Avec le rare sentiment d'harmonie
qui les caractérise, les femmes ont compris qu'il y avait une sorte de
dissonance entre la grande toilette et la figure naturelle. De même que
les peintres habiles établissent l'accord des chairs et des draperies par des
glacis légers, les femmes blanchissent leur peau, qui paraîtrait bise à côté
des moires, des dentelles, des satins, et lui donnent une unité de ton
préférable à ces martelages de blanc, de jaune et de rose qu'offrent les teints
les plus purs. Au moyen de cette fine poussière, elles font prendre à leur
épiderme un mica de marbre, et ôtent à leur teint cette santé rougeaude qui est
une grossièreté dans notre civilisation, car elle suppose la prédominence des
appétits physiques sur les instincts intellectuels. Peut-être même un vague
frisson de pudeur engage-t-il les femmes à poser sur leur col, leurs épaules,
leur sein et leurs bras ce léger voile de poussière blanche qui atténue la
nudité en lui retirant les chaudes et provocantes couleurs de la vie. La forme
se rapproche ainsi de la statuaire ; elle se spiritualise et se purifie.

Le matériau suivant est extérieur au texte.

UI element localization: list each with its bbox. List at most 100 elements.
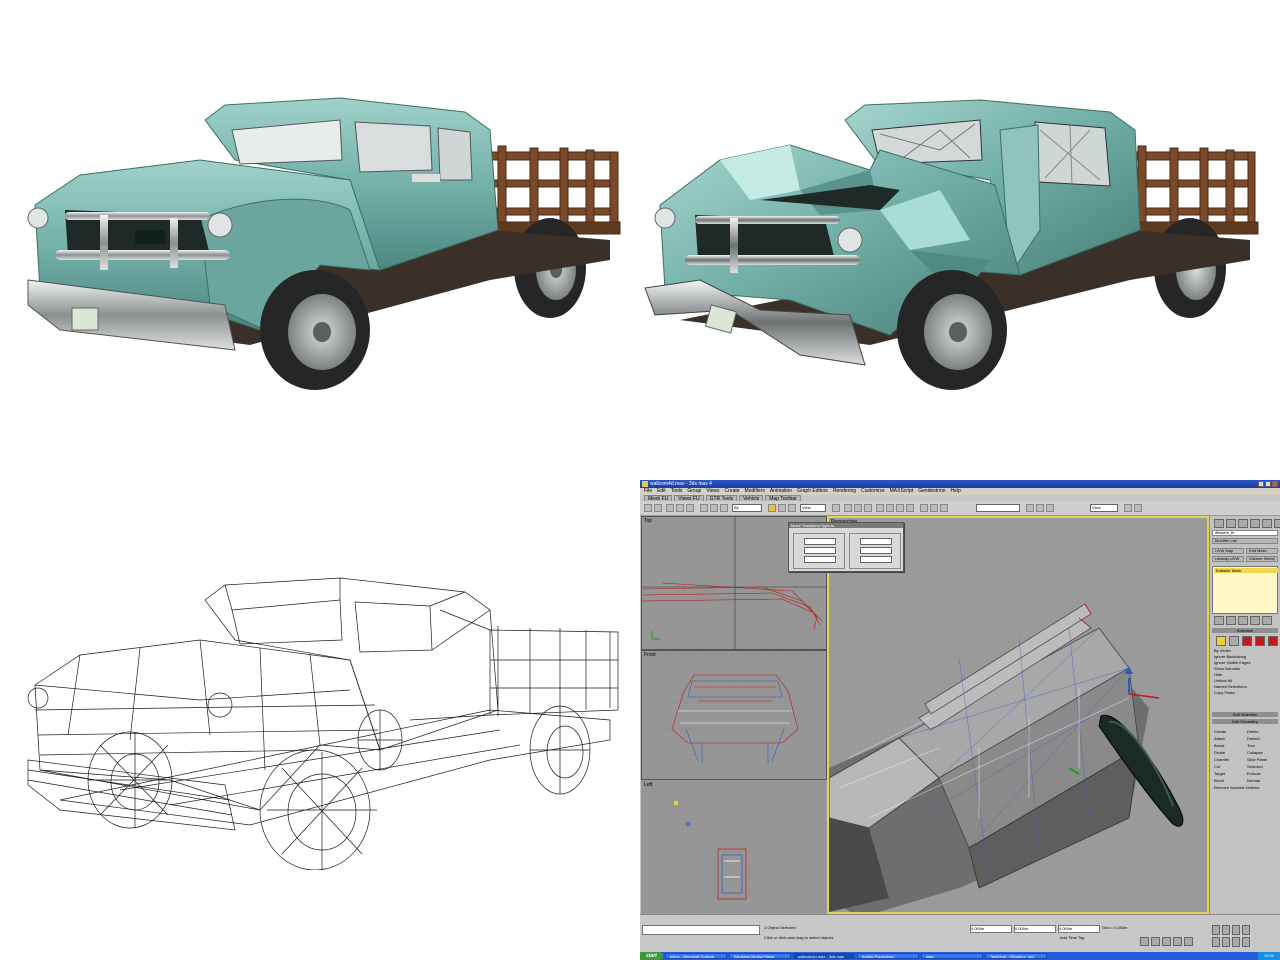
menu-create[interactable]: Create: [725, 488, 740, 495]
menu-graph-editors[interactable]: Graph Editors: [797, 488, 828, 495]
render-scene-icon[interactable]: [1036, 504, 1044, 512]
coord-x-field[interactable]: 0.000m: [970, 925, 1012, 933]
quick-render-icon[interactable]: [1046, 504, 1054, 512]
make-unique-icon[interactable]: [1238, 616, 1248, 625]
menu-maxscript[interactable]: MAXScript: [890, 488, 914, 495]
next-frame-icon[interactable]: [1173, 937, 1182, 946]
reference-coord-select[interactable]: View: [800, 504, 826, 512]
menu-help[interactable]: Help: [951, 488, 961, 495]
normal-button[interactable]: Normal: [1247, 777, 1278, 784]
align-icon[interactable]: [854, 504, 862, 512]
start-button[interactable]: start: [640, 952, 663, 960]
task-data-folder[interactable]: data: [920, 953, 983, 959]
zoom-extents-all-icon[interactable]: [1242, 925, 1250, 935]
task-outlook[interactable]: Inbox - Microsoft Outlook: [664, 953, 727, 959]
paste-button[interactable]: Paste: [1224, 690, 1234, 695]
remove-isolated-vertices-button[interactable]: Remove Isolated Vertices: [1214, 784, 1278, 791]
menu-edit[interactable]: Edit: [657, 488, 666, 495]
viewport-label-front[interactable]: Front: [644, 652, 656, 658]
rollout-selection[interactable]: Selection: [1212, 628, 1278, 633]
volume-select-button[interactable]: Volume Select: [1246, 556, 1278, 562]
zoom-icon[interactable]: [1212, 925, 1220, 935]
go-to-end-icon[interactable]: [1184, 937, 1193, 946]
collapse-button[interactable]: Collapse: [1247, 749, 1278, 756]
play-icon[interactable]: [1162, 937, 1171, 946]
abs-y-field[interactable]: [804, 547, 836, 554]
chamfer-button[interactable]: Chamfer: [1214, 756, 1245, 763]
link-icon[interactable]: [666, 504, 674, 512]
delete-button[interactable]: Delete: [1247, 728, 1278, 735]
maxscript-listener-field[interactable]: [642, 925, 760, 935]
angle-snap-icon[interactable]: [930, 504, 938, 512]
pan-icon[interactable]: [1222, 937, 1230, 947]
motion-tab-icon[interactable]: [1250, 519, 1260, 528]
menu-views[interactable]: Views: [706, 488, 719, 495]
coord-z-field[interactable]: 0.000m: [1058, 925, 1100, 933]
hierarchy-tab-icon[interactable]: [1238, 519, 1248, 528]
axis-xy-icon[interactable]: [906, 504, 914, 512]
detach-button[interactable]: Detach: [1247, 735, 1278, 742]
task-media-player[interactable]: Windows Media Player: [728, 953, 791, 959]
object-name-field[interactable]: dfswerk_fir: [1212, 530, 1278, 536]
menu-file[interactable]: File: [644, 488, 652, 495]
rollout-edit-geometry[interactable]: Edit Geometry: [1212, 719, 1278, 724]
arc-rotate-icon[interactable]: [1232, 937, 1240, 947]
maximize-button[interactable]: [1265, 481, 1271, 487]
minimize-button[interactable]: [1258, 481, 1264, 487]
snap-icon[interactable]: [920, 504, 928, 512]
menu-customize[interactable]: Customize: [861, 488, 885, 495]
axis-y-icon[interactable]: [886, 504, 894, 512]
utilities-tab-icon[interactable]: [1274, 519, 1280, 528]
pivot-icon[interactable]: [832, 504, 840, 512]
menu-animation[interactable]: Animation: [770, 488, 792, 495]
turn-button[interactable]: Turn: [1247, 742, 1278, 749]
viewport-label-top[interactable]: Top: [644, 518, 652, 524]
target-button[interactable]: Target: [1214, 770, 1245, 777]
bind-icon[interactable]: [686, 504, 694, 512]
vertex-icon[interactable]: [1216, 636, 1226, 646]
abs-x-field[interactable]: [804, 538, 836, 545]
polygon-icon[interactable]: [1255, 636, 1265, 646]
zoom-extents-icon[interactable]: [1232, 925, 1240, 935]
display-tab-icon[interactable]: [1262, 519, 1272, 528]
region-icon[interactable]: [720, 504, 728, 512]
edge-icon[interactable]: [1229, 636, 1239, 646]
render-last-icon[interactable]: [1124, 504, 1132, 512]
create-tab-icon[interactable]: [1214, 519, 1224, 528]
add-time-tag[interactable]: Add Time Tag: [1060, 935, 1084, 940]
redo-icon[interactable]: [654, 504, 662, 512]
axis-x-icon[interactable]: [876, 504, 884, 512]
unlink-icon[interactable]: [676, 504, 684, 512]
select-icon[interactable]: [700, 504, 708, 512]
array-icon[interactable]: [864, 504, 872, 512]
offset-x-field[interactable]: [860, 538, 892, 545]
task-test-hut[interactable]: Test(Hut) - [Shaders_pic]: [984, 953, 1047, 959]
axis-z-icon[interactable]: [896, 504, 904, 512]
remove-modifier-icon[interactable]: [1250, 616, 1260, 625]
offset-z-field[interactable]: [860, 556, 892, 563]
undo-icon[interactable]: [644, 504, 652, 512]
maximize-viewport-icon[interactable]: [1242, 937, 1250, 947]
modifier-list-select[interactable]: Modifier List: [1212, 538, 1278, 544]
selection-filter-select[interactable]: All: [732, 504, 762, 512]
edit-mesh-button[interactable]: Edit Mesh: [1246, 548, 1278, 554]
percent-snap-icon[interactable]: [940, 504, 948, 512]
task-3ds-max[interactable]: wallcom4d.max - 3ds max: [792, 953, 855, 959]
face-icon[interactable]: [1242, 636, 1252, 646]
go-to-start-icon[interactable]: [1140, 937, 1149, 946]
stack-item-editable-mesh[interactable]: Editable Mesh: [1214, 568, 1278, 573]
material-editor-icon[interactable]: [1026, 504, 1034, 512]
render-view-select[interactable]: View: [1090, 504, 1118, 512]
create-button[interactable]: Create: [1214, 728, 1245, 735]
mirror-icon[interactable]: [844, 504, 852, 512]
menu-modifiers[interactable]: Modifiers: [745, 488, 765, 495]
rollout-soft-selection[interactable]: Soft Selection: [1212, 712, 1278, 717]
zoom-all-icon[interactable]: [1222, 925, 1230, 935]
pin-stack-icon[interactable]: [1214, 616, 1224, 625]
select-by-name-icon[interactable]: [710, 504, 718, 512]
teapot-icon[interactable]: [1134, 504, 1142, 512]
viewport-left[interactable]: Left: [641, 780, 827, 914]
coord-y-field[interactable]: 0.000m: [1014, 925, 1056, 933]
task-photoshop[interactable]: Adobe Photoshop: [856, 953, 919, 959]
offset-y-field[interactable]: [860, 547, 892, 554]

Parlerons-nous du noir des yeux, tant blâmé aussi : ces traits marqués
allongent les paupières, dessinent l'arc des sourcils, augmentent l'éclat des
yeux, et sont comme les coups de force que les maîtres donnent aux
chefs-d'oeuvre qu'ils finissent. La mode a raison sur tous les points.

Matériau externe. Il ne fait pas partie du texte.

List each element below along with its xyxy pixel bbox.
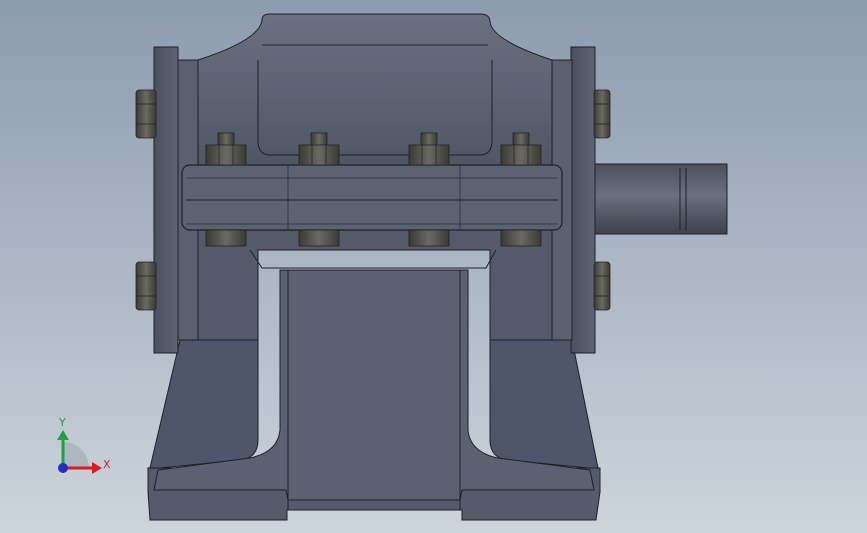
bolt-bottom-1 [205,229,247,247]
triad-x-label: X [103,458,111,471]
bolt-bottom-4 [500,229,542,247]
triad-plane [63,442,89,468]
output-shaft [594,163,728,235]
graphics-viewport[interactable]: Y X [0,0,867,533]
upper-housing [197,13,553,166]
z-axis-icon [58,463,68,473]
y-arrow-icon [57,430,69,440]
triad-y-label: Y [58,416,66,429]
bolt-left-upper [135,89,157,139]
model-view[interactable]: Y X [0,0,867,533]
x-arrow-icon [92,462,102,474]
split-flange [181,164,563,231]
bolt-bottom-3 [408,229,450,247]
bolt-left-lower [135,261,157,311]
reference-triad[interactable]: Y X [57,416,111,474]
bolt-right-lower [593,261,611,311]
bolt-bottom-2 [298,229,340,247]
bolt-right-upper [593,89,611,139]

Q'un grand peintre comme Véronèse
peigne l'escalier de l'Opéra ou le vestibule des Italiens, quand les duchesses
du monde ou du demi-monde attendent leurs voitures, drapées de burnous blancs,
de cabans rayés, de camails d'hermine, de sorties de bal capitonnées et bordées
de cygne, d'étoffes merveilleuses de tous les pays ; la tête étoilée de fleurs
et de diamants, le bout du gant posé sur la manche du cavalier, dans toute
l'insolence de leur beauté, de leur jeunesse et de leur luxe, et vous verrez
si, devant son tableau, on parlera de la pauvreté de notre costume!